Z akt prokuratury wynika, że osoby te współdziałały z grupą przemytników, którym postawiono zarzuty pomocnictwa w nielegalnym przekraczaniu granicy polsko-białoruskiej przez migrantów z Egiptu i Iraku. Oskarżonym zarzucono m.in. dostarczanie jedzenia, ubrań, udzielanie schronienia oraz przekazywanie informacji, jak unikać zatrzymania przez służby. W procederze wykorzystywano szyfrowane komunikatory (Signal, WhatsApp), a migranci byli przewożeni w małych grupach, ukrywani pod kocami, a nawet w nieoznakowanych domach.
W ujawnionej korespondencji Justyny W. z Klementyną Suchanow i Bartoszem Kramkiem ustalano szczegóły transportu, szukano kierowców i koordynowano przewóz migrantów z Hajnówki do Warszawy. Grupa Granica oraz Fundacja Wolni Obywatele RP zapewniały tzw. „przechowalnie” – miejsca, gdzie migranci mogli odpocząć, zmienić ubrania i przygotować się do dalszej drogi na Zachód.
Organizatorzy procederu dbali o zacieranie śladów – stosowali kody, unikali kontaktu z sąsiadami, przekazywali instrukcje dotyczące bezpieczeństwa, a nawet zalecali kasowanie wiadomości po przeczytaniu. Kierowcom przekazywano szczegółowe wytyczne, jak przewozić migrantów, jak zachować się podczas ewentualnej kontroli i jak korzystać z aplikacji Blablacar dla alibi.
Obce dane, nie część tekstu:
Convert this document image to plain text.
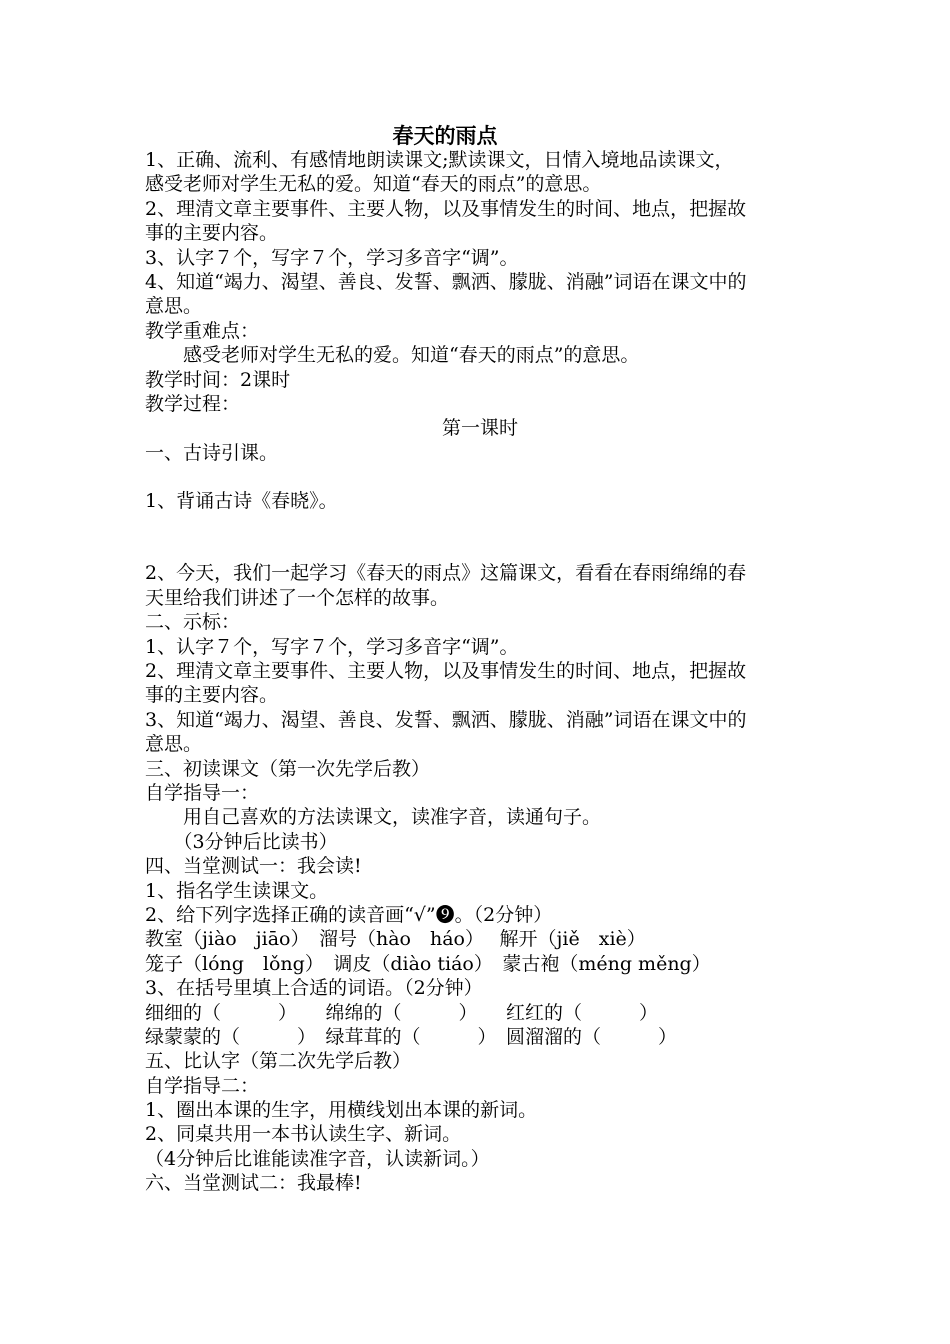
春天的雨点
1、正确、流利、有感情地朗读课文;默读课文，日情入境地品读课文，
感受老师对学生无私的爱。知道“春天的雨点”的意思。
2、理清文章主要事件、主要人物，以及事情发生的时间、地点，把握故
事的主要内容。
3、认字７个，写字７个，学习多音字“调”。
4、知道“竭力、渴望、善良、发誓、飘洒、朦胧、消融”词语在课文中的
意思。
教学重难点：
　　感受老师对学生无私的爱。知道“春天的雨点”的意思。
教学时间：2课时
教学过程：
第一课时
一、古诗引课。
1、背诵古诗《春晓》。
2、今天，我们一起学习《春天的雨点》这篇课文，看看在春雨绵绵的春
天里给我们讲述了一个怎样的故事。
二、示标：
1、认字７个，写字７个，学习多音字“调”。
2、理清文章主要事件、主要人物，以及事情发生的时间、地点，把握故
事的主要内容。
3、知道“竭力、渴望、善良、发誓、飘洒、朦胧、消融”词语在课文中的
意思。
三、初读课文（第一次先学后教）
自学指导一：
　　用自己喜欢的方法读课文，读准字音，读通句子。
　　（3分钟后比读书）
四、当堂测试一：我会读!
1、指名学生读课文。
2、给下列字选择正确的读音画“√”❾。（2分钟）
教室（jiào　jiāo）　溜号（hào　háo）　 解开（jiě　xiè）
笼子（lóng　lǒng）　调皮（diào tiáo）　蒙古袍（méng měng）
3、在括号里填上合适的词语。（2分钟）
细细的（　　　）　　绵绵的（　　　）　　红红的（　　　）
绿蒙蒙的（　　　）　绿茸茸的（　　　）　圆溜溜的（　　　）
五、比认字（第二次先学后教）
自学指导二：
1、圈出本课的生字，用横线划出本课的新词。
2、同桌共用一本书认读生字、新词。
（4分钟后比谁能读准字音，认读新词。）
六、当堂测试二：我最棒!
Celem całej operacji było przemycenie migrantów do Niemiec i innych państw zachodniej Europy. W aktach śledztwa znalazły się nawet szczegółowe instrukcje dla gospodarzy tzw. „dobrych domów” i kierowców, pokazujące, jak bardzo zorganizowany i profesjonalny był ten proceder.